As the name implies, U8 succeeds in the U7 series launched in 2018, and one of the key goals of this processor is to disrupt the market of endpoints, enterprise and networking as well edge computing and autonomous.
If you want to go a bit deeper endpoints include DTV / Smart Home, AR, VR,MR, Set-Top Box, Game Consoles and Digital Imaging. Enterprise and networking include 5G Wireless, Core/Edge Routers, Base Stations, and Access Points while Edge and Autonomous addresses autonomous vehicles, CDAS, IVI / Cluster, Head-up displays, and Telematics, military, and aerospace as well as robots and drones. Just by looking into this, one can imagine that they are going after the market that is currently dominated by ARM.

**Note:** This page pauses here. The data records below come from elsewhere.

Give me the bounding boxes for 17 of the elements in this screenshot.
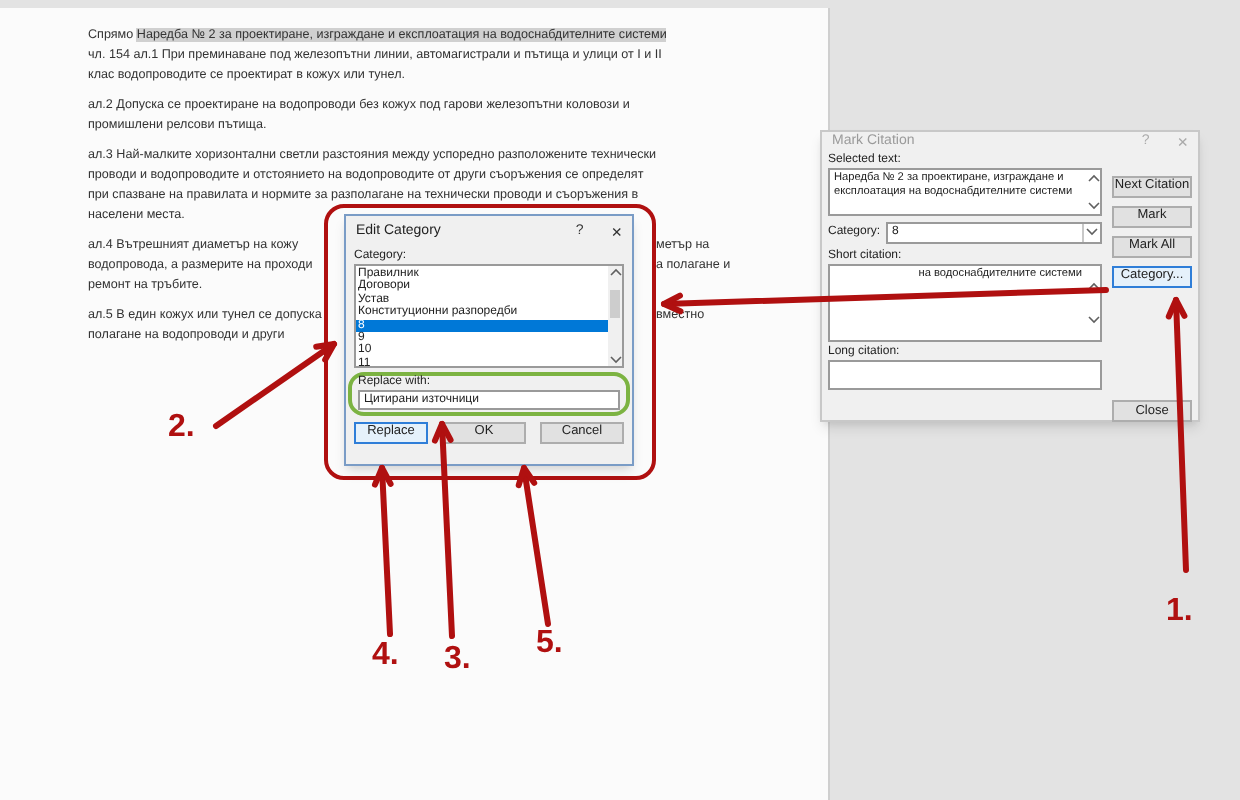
step-number: 4. [372, 640, 399, 672]
scroll-up-icon[interactable] [1087, 173, 1099, 181]
step-number: 3. [444, 644, 471, 676]
scroll-up-icon[interactable] [609, 268, 621, 276]
scroll-down-icon[interactable] [1086, 228, 1098, 236]
scroll-down-icon[interactable] [1087, 315, 1099, 323]
scroll-up-icon[interactable] [1087, 281, 1099, 289]
step-number: 2. [168, 412, 195, 444]
step-number: 5. [536, 628, 563, 660]
step-number: 1. [1166, 596, 1193, 628]
scroll-down-icon[interactable] [609, 356, 621, 364]
annotation-arrow [213, 341, 337, 429]
long-citation-field[interactable] [828, 359, 1102, 389]
scrollbar[interactable] [608, 266, 622, 366]
scroll-thumb[interactable] [610, 290, 620, 318]
close-button[interactable]: × [611, 223, 622, 241]
scroll-down-icon[interactable] [1087, 201, 1099, 209]
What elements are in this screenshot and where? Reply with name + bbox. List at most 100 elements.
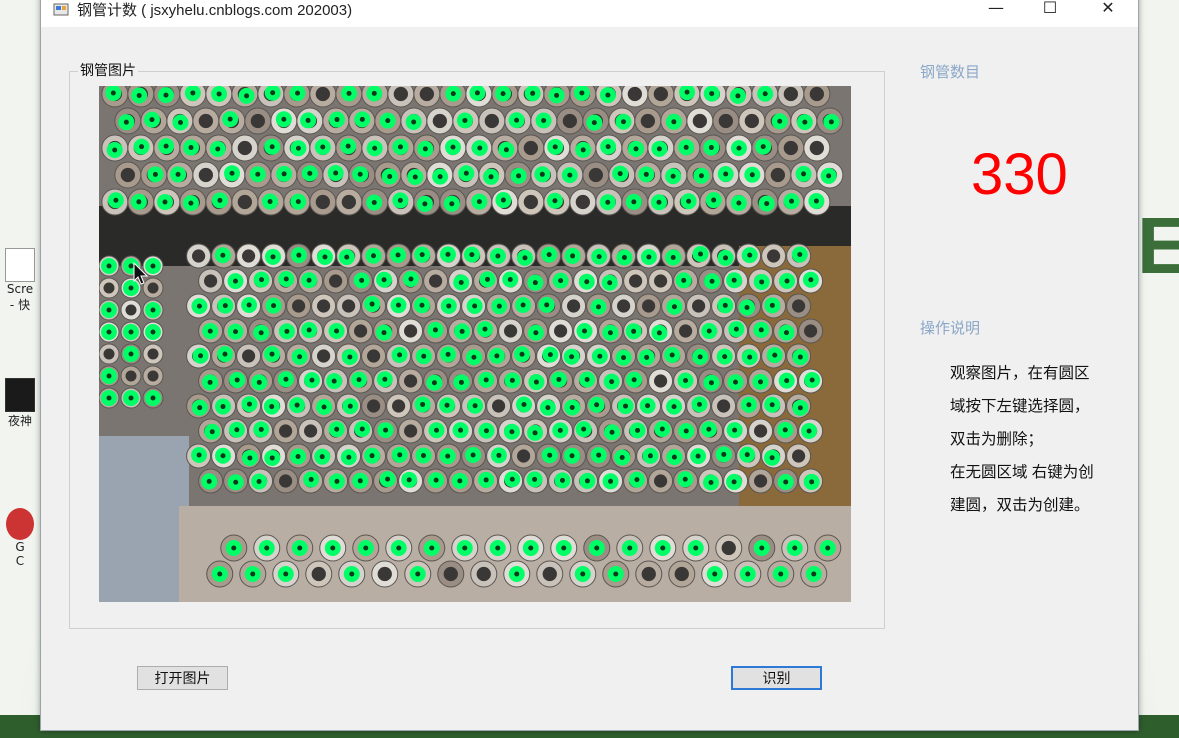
detection-marker-center [646,254,652,260]
help-line: 双击为删除； [950,431,1044,448]
detection-marker-center [584,279,590,285]
open-image-button[interactable]: 打开图片 [137,666,228,690]
detection-marker-center [270,254,276,260]
detection-marker-center [381,277,387,283]
pipe-photo[interactable] [99,86,851,602]
detection-marker-center [483,428,489,434]
detection-marker-center [234,377,240,383]
maximize-button[interactable]: ☐ [1027,0,1073,25]
detection-marker-center [797,405,803,411]
detection-marker-center [656,330,662,336]
detection-marker-center [544,302,550,308]
window-title: 钢管计数 ( jsxyhelu.cnblogs.com 202003) [77,2,353,19]
detection-marker-center [607,280,613,286]
shortcut-label: 夜神 [7,414,32,428]
detection-marker-center [397,352,403,358]
detection-marker-center [334,117,340,123]
detection-marker-center [721,451,727,457]
detection-marker-center [472,403,478,409]
detection-marker-center [784,278,790,284]
detection-marker-center [346,90,352,96]
detection-marker-center [196,452,202,458]
detection-marker-center [783,479,789,485]
pipe-hole [721,540,736,556]
desktop-shortcut-chrome[interactable]: G C [0,508,40,578]
desktop-shortcut-screen[interactable]: Scre - 快 [0,248,40,318]
detection-marker-center [246,401,252,407]
detection-marker-center [469,252,475,258]
detection-marker-center [801,171,807,177]
recognize-button[interactable]: 识别 [731,666,822,690]
detection-marker-center [449,201,455,207]
detection-marker-center [828,119,834,125]
detection-marker-center [594,402,600,408]
detection-marker-center [387,173,393,179]
detection-marker-center [445,453,451,459]
detection-marker-center [247,455,253,461]
detection-marker-center [784,378,790,384]
detection-marker-center [643,171,649,177]
detection-marker-center [163,143,169,149]
detection-marker-center [128,395,134,401]
detection-marker-center [746,402,752,408]
detection-marker-center [631,328,637,334]
detection-marker-center [331,378,337,384]
pipe-hole [237,140,253,156]
photo-group-label: 钢管图片 [78,60,138,80]
detection-marker-center [708,145,714,151]
pipe-hole [242,349,256,363]
detection-marker-center [530,90,536,96]
detection-marker-center [229,170,235,176]
pipe-hole [147,370,159,382]
detection-marker-center [295,90,301,96]
mouse-cursor-icon [133,262,149,285]
detection-marker-center [271,303,277,309]
detection-marker-center [744,304,750,310]
pipe-hole [311,566,326,582]
detection-marker-center [797,354,803,360]
detection-marker-center [532,280,538,286]
detection-marker-center [594,545,600,551]
detection-marker-center [458,379,464,385]
detection-marker-center [670,254,676,260]
pipe-hole [809,86,825,102]
detection-marker-center [789,198,795,204]
pipe-photo-canvas[interactable] [99,86,851,602]
detection-marker-center [722,354,728,360]
detection-marker-center [608,478,614,484]
detection-marker-center [163,92,169,98]
detection-marker-center [706,328,712,334]
detection-marker-center [596,304,602,310]
detection-marker-center [769,402,775,408]
detection-marker-center [359,426,365,432]
detection-marker-center [698,251,704,257]
app-window: 钢管计数 ( jsxyhelu.cnblogs.com 202003) — ☐ … [40,0,1139,731]
detection-marker-center [522,255,528,261]
desktop-shortcut-nox[interactable]: 夜神 [0,378,40,448]
detection-marker-center [283,571,289,577]
detection-marker-center [198,353,204,359]
detection-marker-center [627,545,633,551]
detection-marker-center [722,302,728,308]
detection-marker-center [188,200,194,206]
detection-marker-center [264,545,270,551]
detection-marker-center [503,147,509,153]
detection-marker-center [308,476,314,482]
pipe-hole [640,113,656,129]
minimize-button[interactable]: — [973,0,1019,25]
detection-marker-center [494,353,500,359]
close-button[interactable]: ✕ [1085,0,1131,25]
detection-marker-center [136,199,142,205]
pipe-hole [250,113,266,129]
pipe-hole [754,424,768,438]
detection-marker-center [671,304,677,310]
detection-marker-center [106,373,112,379]
detection-marker-center [671,119,677,125]
title-bar[interactable]: 钢管计数 ( jsxyhelu.cnblogs.com 202003) — ☐ … [41,0,1138,27]
pipe-hole [767,249,781,263]
detection-marker-center [334,328,340,334]
detection-marker-center [333,170,339,176]
detection-marker-center [128,285,134,291]
pipe-hole [342,299,356,313]
detection-marker-center [256,379,262,385]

SiFive calls the U series a scalable and power-Efficient 64-Bit microarchitecture for Embedded Intelligence
SiFive U8 series starts with U84
The new IP core design goals for the U8 series were 1.5X performance per watt, 2X area efficiency and class defining scalability. The area efficiency is based on SiFive internal estimates of SPEC Int/GHz per Watt, and Power per MM2 of SiFive U84 Core with L2$ in 16nm vs Competitor Core estimates of core implementation in 16nm.
To get the desired performance per watt, the company focused on SuperScalar, Out-Of-Order core with 10-12 Stage and triple-Issue, and wanted to achieve area efficiency with low power small configurable area that is at the same time extensible. The scalability part includes Parameterized microarchitecture with Composable Cache, Optional FPU, and nine Core Mix + Match Cluster.
2.6GHz clock at 7nm, 3.1 faster than U7
The U84 core, the first of many from this generation, is a quad-core CPU with 2MB L2 cache, and it measures 2.63 mm2. The core size without L2 cache is just 0.28 mm2. Compared to the previous U7 series the new U84 has 2.3 times higher IPC and 3.1 times better total performance at 1.4 times higher frequency. At 7nm, U84 is expected to get 2.6GHz clock.
We don’t want to go too deep into microarchitecture, but the new U8 features advanced multi-level branch prediction, MMU with L2 backed TLB, Multiple issue Execution units as well as Efficient Register Renaming. The U8 fetch unit comes with configurable size and organization L1 cache and compressed instructions set with out of order resolution and direct and indirect jump and return capability from the fetch Queue.
The U8 dispatch and rename unit supports superscalar rename and dispatch as well as register update and program counter tracking with instruction group tracking.
The U8 integer execution unit supports power-optimized issue queues, flexible issue capability from issue queues and low latency forwarding.
The U8 class processor Core IP comes today with two variants, SiFive U84 with high-performance, scalable 8-series core and U87 high-performance scalable 8-series core with vector processing.
Modality
The SiFive RISC V SoC supports a heterogenous core complex where a customer can mix U7 series with U7 series and even S7 series with PCIe and USB support and SRAM/DRAM or even HBM2E support.
Krste confirmed that the SiFive is working with some lead customers and that U84 will generally be available next year. The chip has been taped out, and the U87 is expected toward the end of next year.
James Prior, who takes care of PR and Analyst relations for the company, confirmed that the company has a lot of interest from end and edge point AI, automotive, and datacenter attach markets. The SiFive cores offer 10 percent more performance of Cortex A72 with half of area.
The A72 has been rather popular in automotive business, and the fact that someone can offer slightly more performance at half of die area makes a compelling case for a lot of customers.